JAKARTA (Reuters) - Indonesian authorities have denied entry and will deport an Australian graduate student who was traveling via Bali to Indonesia’s easternmost province of Papua on vacation.
Belinda Lopez, a PhD candidate for Indonesian studies at Macquarie University in Australia, wrote on social media that she had been detained at Bali’s Denpasar airport since midnight on Saturday and was told she was on a government blacklist.
Papua has suffered a simmering separatist conflict since it was incorporated into Indonesia after a widely criticized U.N.-backed referendum in 1969 and remains one of its poorest regions. Access to international media remains restricted.
Lopez, who was formerly a reporter in Jakarta, said on Facebook that she was on her honeymoon and had plans to visit the Baliem tourism festival in Papua.
But upon arriving at Bali airport, she was denied entry by immigration and asked if she was a journalist and whether “she had done something wrong to Indonesia.”

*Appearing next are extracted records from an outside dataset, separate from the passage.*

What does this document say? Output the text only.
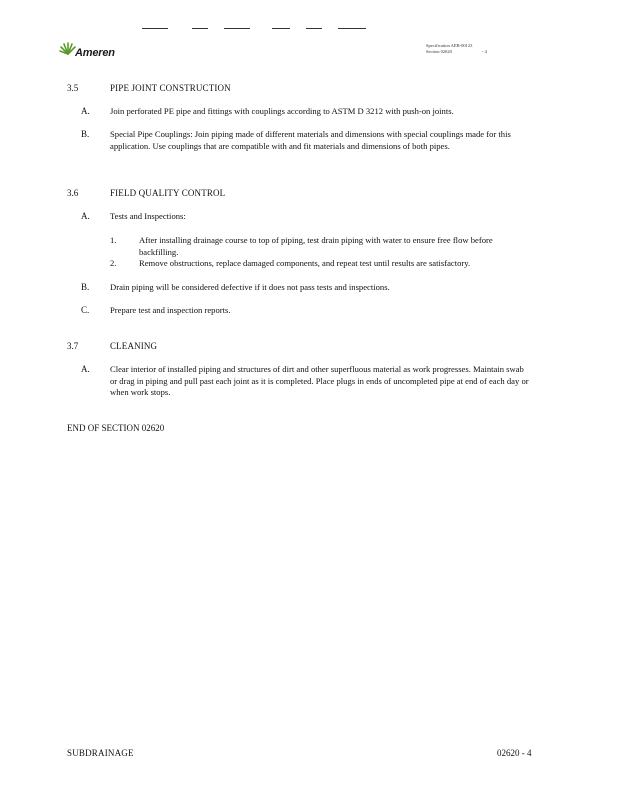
Ameren
Specification AEB-00123
Section 02620	- 4
3.5	PIPE JOINT CONSTRUCTION
A. Join perforated PE pipe and fittings with couplings according to ASTM D 3212 with push-on joints.
B. Special Pipe Couplings: Join piping made of different materials and dimensions with special couplings made for this application. Use couplings that are compatible with and fit materials and dimensions of both pipes.
3.6	FIELD QUALITY CONTROL
A. Tests and Inspections:
1.	After installing drainage course to top of piping, test drain piping with water to ensure free flow before backfilling.
2.	Remove obstructions, replace damaged components, and repeat test until results are satisfactory.
B. Drain piping will be considered defective if it does not pass tests and inspections.
C. Prepare test and inspection reports.
3.7	CLEANING
A. Clear interior of installed piping and structures of dirt and other superfluous material as work progresses. Maintain swab or drag in piping and pull past each joint as it is completed. Place plugs in ends of uncompleted pipe at end of each day or when work stops.
END OF SECTION 02620
SUBDRAINAGE	02620 - 4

Lopez wrote she had previously been deported from Papua in 2016, after being suspected of being a reporter.
Immigration office spokesman Agung Sampurno denied Lopez was being deported on suspicions she was heading to Papua as a journalist.
“Belinda was barred from entering Indonesia on an immigration issue,” he told Reuters, confirming, though, that she was on an immigration blacklist.
Sampurno declined to provide an explanation for the immigration issue, noting it was Indonesia’s sovereign right to deny entry to travelers.
Human Rights Watch researcher Andreas Harsono said Lopez’s “case shows once again that the Indonesian authorities are still restricting foreign journalists, or anyone suspected (of doing) journalism, to enter Papua.”
President Joko Widodo after coming to power in 2014 pledged to ease media restrictions for Papua, but activists say journalists continue to be blocked when trying to report from there.
In February 2018, a BBC reporter was ordered to leave the province after Indonesia’s military said tweets she sent on her trip had “hurt soldiers’ feelings”.